Selon l'article L. 442-6 I.5° du Code de commerce invoqué par les appelants au soutien de leurs demandes d'indemnisation, mais à titre subsidiaire en appel, "Engage la responsabilité de son auteur et l'oblige à réparer le préjudice causé, le fait par tout producteur, commerçant, industriel de rompre brutalement, même partiellement, une relation commerciale établie, sans préavis écrit tenant compte de la durée de la relation commerciale et respectant la durée minimale de préavis déterminée en référence aux usages du commerce, par des accords interprofessionnels."
Ces dispositions ne font pas obstacle, précise cependant le texte "à la faculté de résiliation sans préavis, en cas d'inexécution de ses obligations par l'autre partie ou en cas de force majeure."
Par conséquent, dès lors qu'il est acquis qu'elles ont gravement failli à leurs obligations contractuelles, les sociétés appelantes ne sont pas fondées à se plaindre d'une rupture brutale des relations commerciales établies imposée par la SAS Chrysler France, quelque soit l'ancienneté de leurs relations commerciales avec cette société.
En définitive, dès lors qu'elle était fondée sur des défaillances contractuelles graves imputables aux sociétés appelantes, la résiliation unilatérale par la SAS Chrysler France des contrats de distribution conclus avec elles n'est ni abusive au sens de l'article 1134 du Code civil, ni brutale au sens de l'article L. 442-6 1.5) du Code de commerce, de sorte qu'il convient de rejeter les demandes d'indemnisation formées par la SA EDA, ainsi que par la SAS Detroit VDA et son liquidateur, le jugement critiqué étant ainsi confirmé.
Parce qu'elles succombent les appelantes seront condamnés au paiement des dépens d'appel, ainsi qu'au paiement, chacune, de la somme de 10 000 euro au titre de l'article 700 du Code de procédure civile, leurs propres demandes fondées sur ce texte étant rejetées.
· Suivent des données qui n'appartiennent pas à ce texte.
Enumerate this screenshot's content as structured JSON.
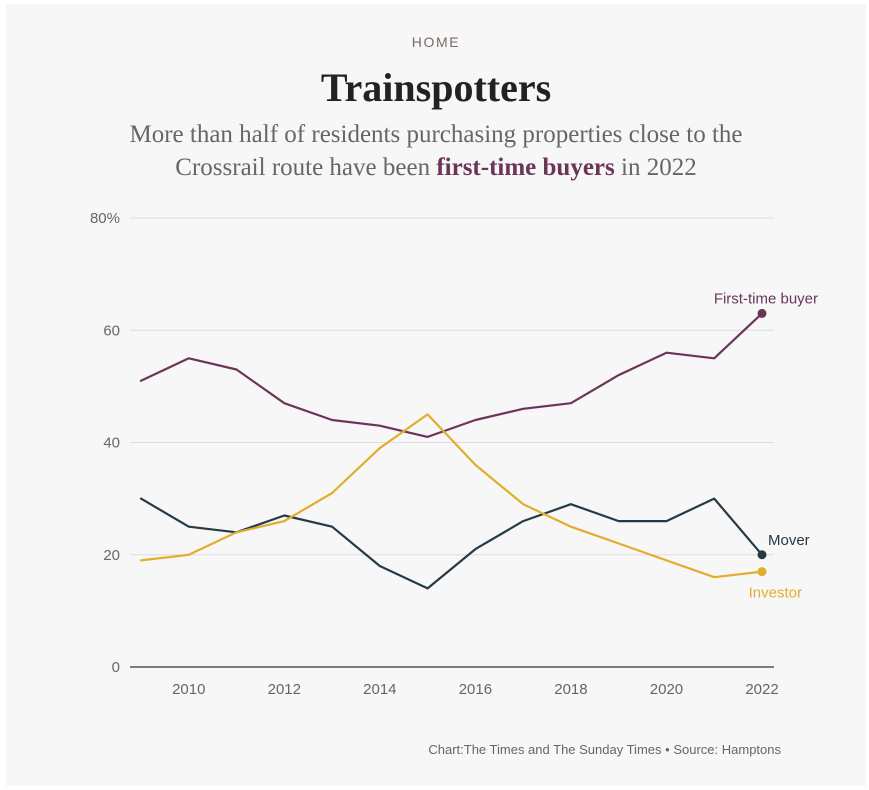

Par ces motifs : LA COUR, statuant après débats publics, par arrêt contradictoire rendu en dernier ressort et mis à disposition du public au greffe, Constate que Me Eric Rouvroy n'intervient plus à l'instance depuis le jugement du Tribunal de commerce d'Amiens du 10 septembre 2010 arrêtant le plan de redressement de la SA EDA et désignant Me Sophie Lafarge en qualité de commissaire chargée de veiller à l'exécution de ce plan, Déclare recevables les appels interjetés le 22 janvier 2010 par la SA EDA et son administrateur Me Eric Rouvroy, et par la SAS Detroit VDA et son liquidateur Me Dominique Miquel, à l'encontre du jugement rendu le 29 décembre 2009 par le Tribunal de commerce d'Amiens, Dit que la résiliation unilatérale le 21 janvier 2009 par la SAS Chrysler France des contrats de distribution conclus le 16 septembre 2002 avec la SA EDA et le 29 novembre 2007 avec la SAS Detroit VDA n'est ni abusive au sens de l'article 1134 du Code civil, ni brutale au sens de l'article L. 442-6.1 5° du Code de commerce, Confirme le jugement rendu entre les mêmes parties le 29 décembre 2009 par le Tribunal de commerce d'Amiens, y ajoutant, Condamne la SA EDA et Me Dominique Miquel en qualité de liquidateur de la SAS Detroit VDA aux dépens de l'appel, Condamne la SA EDA à payer à la SAS Chrysler France la somme de 10 000 euro au titre de l'article 700 du Code de procédure civile, Condamne Me Dominique Miquel en qualité de liquidateur de la SAS Detroit VDA à payer à la SAS Chrysler France la somme de 10 000 euro au titre de l'article 700 du Code de procédure civile, Rejette les demandes fondées sur l'article 700 du Code de procédure civile présentées par la SA EDA et par Me Dominique Miquel es qualité de liquidateur de la SAS Detroit VDA.